Uma olhada atenta para o telejornal, na hora da principal refeição do dia, pode detalhar aquilo que bem já sabemos sobre o comportamento da impressa na cobertura de pautas relativas às lutas dos trabalhadores. Engasga, mas não derruba. O Jornal do Almoço dessa tarde, apresentando uma cobertura jornalística isenta – em teoria – foi impoluta. Ouviu todos os envolvidos e colocou em primeiro plano o direito de ir e vir da população.
Certamente, podemos dizer que cumpriu com os preceitos básicos do jornalismo clássico. Neutralidade. Objetividade. Compromisso com as pessoas. Mas, aquele telespectador inquieto não deixou passar batido. Um breve olhar atento sacou que a postura nem estava nas entrelinhas, a linha sempre esteve bem traçada. O pano nem era de fundo, nem mesmo era a toalha da mesa. Na superfície, no prato e no microfone, o asco como trata a prática sindical, justa e legal.
A reportagem, que traz levantamentos detalhados sobre horas e dias de paralisações e greves passadas desde 2002, não apresenta ao telespectador que o dispositivo da greve é a única alternativa de trabalhadores que recebem R$8,16 por hora de trabalho, enquanto o empregador, somente de isenção de impostos, 6 milhões ao ano. De isenção. Não estamos falando de lucro, menos ainda de mais-valia. Essa última, a imprensa nem mesmo conhece a origem da palavra.
A mesma cobertura jornalística, impecável do ponto de vista conservador, mostra a “covardia” dos grevistas e enaltece o fura-greve, aquele que também vai receber no seu mísero salário todos os benefícios conquistados pela batalhas conduzidas pelos colegas. E os trabalhadores, todos eles, têm a seu favor apenas o seu próprio contingente. Em defesa de nossos interesses nem poder judiciário, legislativo ou executivo. Mas, é na defesa da população que levantam-se as vozes da “impressa livre”. E assim, colocam a população contra a própria população. Em nome dos próprios interesses.
Portanto, o que se pôde ver na cobertura do JA foi o esforço plástico de busca impertinente por uma objetividade e uma neutralidade abstrata, que servem a lei do livre mercado, em que a RBS é prestadora de serviço público (o direito a informação para quem não lembra) e o confere tendo em primeiro plano o capital e o poder. Aliás, capital é poder. E poder é mais capital.

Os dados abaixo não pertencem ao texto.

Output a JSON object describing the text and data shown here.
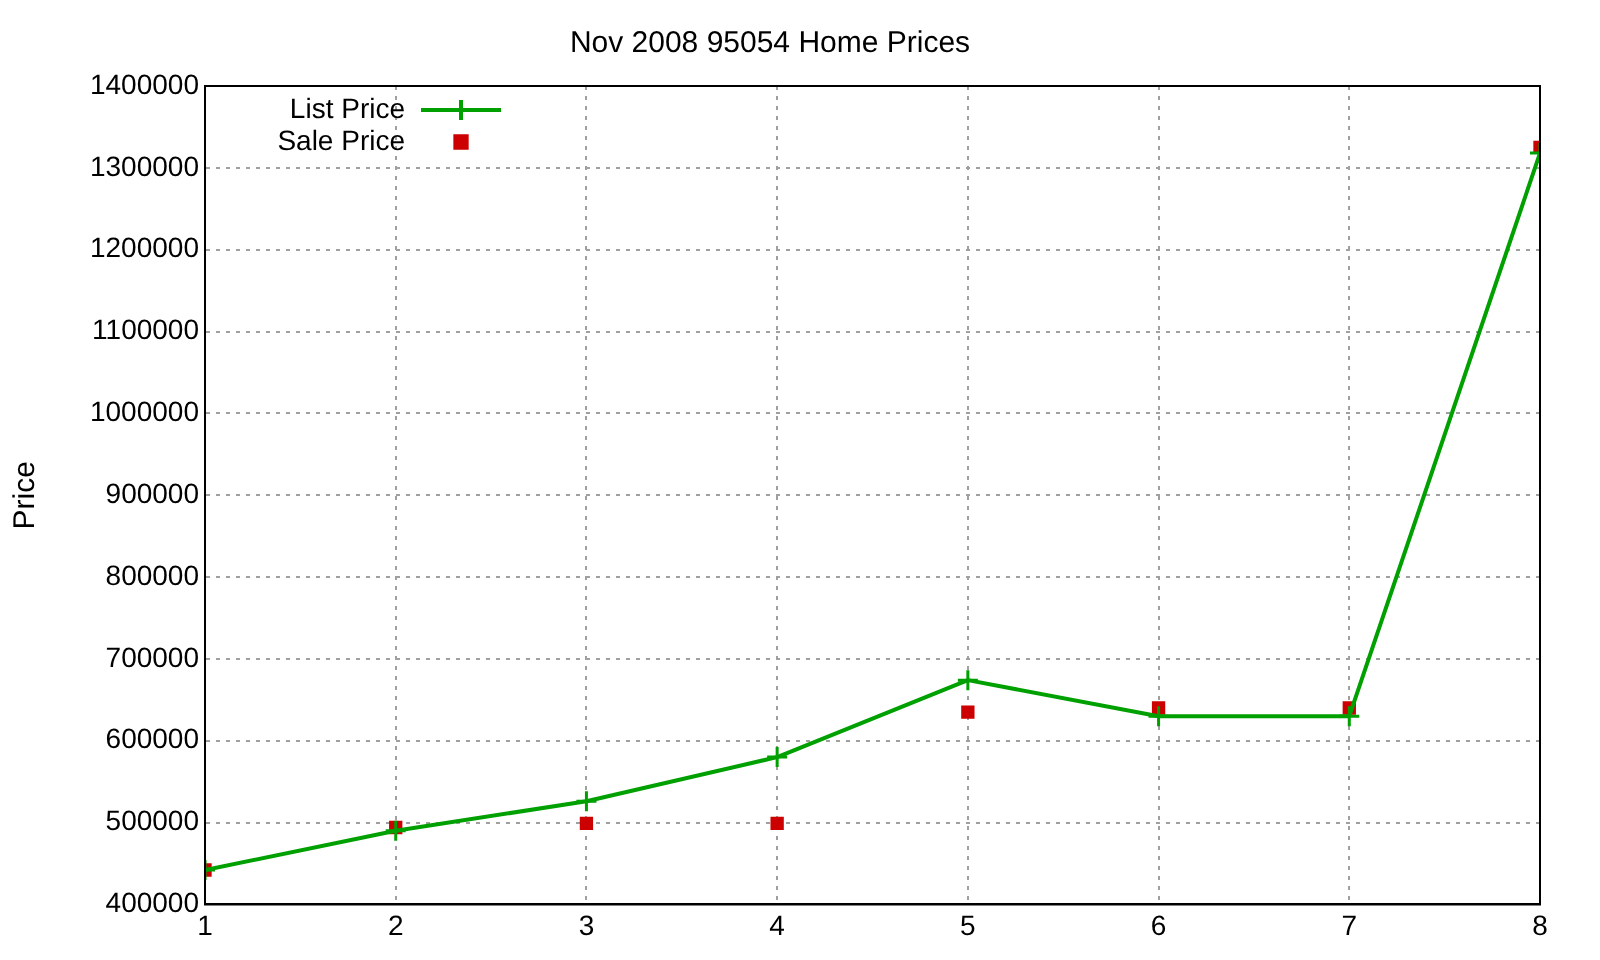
{
  "chart_data": {
    "type": "line",
    "title": "Nov 2008 95054 Home Prices",
    "ylabel": "Price",
    "x": [
      1,
      2,
      3,
      4,
      5,
      6,
      7,
      8
    ],
    "series": [
      {
        "name": "List Price",
        "color": "#00a000",
        "marker": "cross",
        "values": [
          442000,
          490000,
          526000,
          580000,
          674000,
          630000,
          630000,
          1318000
        ]
      },
      {
        "name": "Sale Price",
        "type": "scatter",
        "color": "#cc0000",
        "marker": "square",
        "values": [
          442000,
          494000,
          499000,
          499000,
          635000,
          640000,
          640000,
          1325000
        ]
      }
    ],
    "xlim": [
      1,
      8
    ],
    "xticks": [
      1,
      2,
      3,
      4,
      5,
      6,
      7,
      8
    ],
    "ylim": [
      400000,
      1400000
    ],
    "yticks": [
      400000,
      500000,
      600000,
      700000,
      800000,
      900000,
      1000000,
      1100000,
      1200000,
      1300000,
      1400000
    ],
    "grid": true,
    "legend": "top left"
  }
}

Então, na impecável cobertura que trouxe à margem todos os ângulos da notícia, surgem criações estereotipadas sobre trabalhadores furiosos, enveredando pelos caminhos do “radicalismo” e da ilegalidade. E uma imprensa séria, também estereotipada, que defende o povo, mas o faz sob a égide da culpabilização do próprio povo. Imprensa fada-madrinha, que limpa a barra do patrão e do governo, parte do mesmo grupo de poder. Bem-vindo à hegemonia. Do capital, da mídia, dos jogos de palavras.
O JA nos dá uma importante lição de como manter as coisas como estão. E o fazem todos os dias, criando pseudo-indignações populares para justificar a grande passividade social que são responsáveis por manter. A autodenominação neutra, imparcial e objetiva é uma posição, em defesa do hegemônico, de uma classe que não é a que pertence a maioria de nós.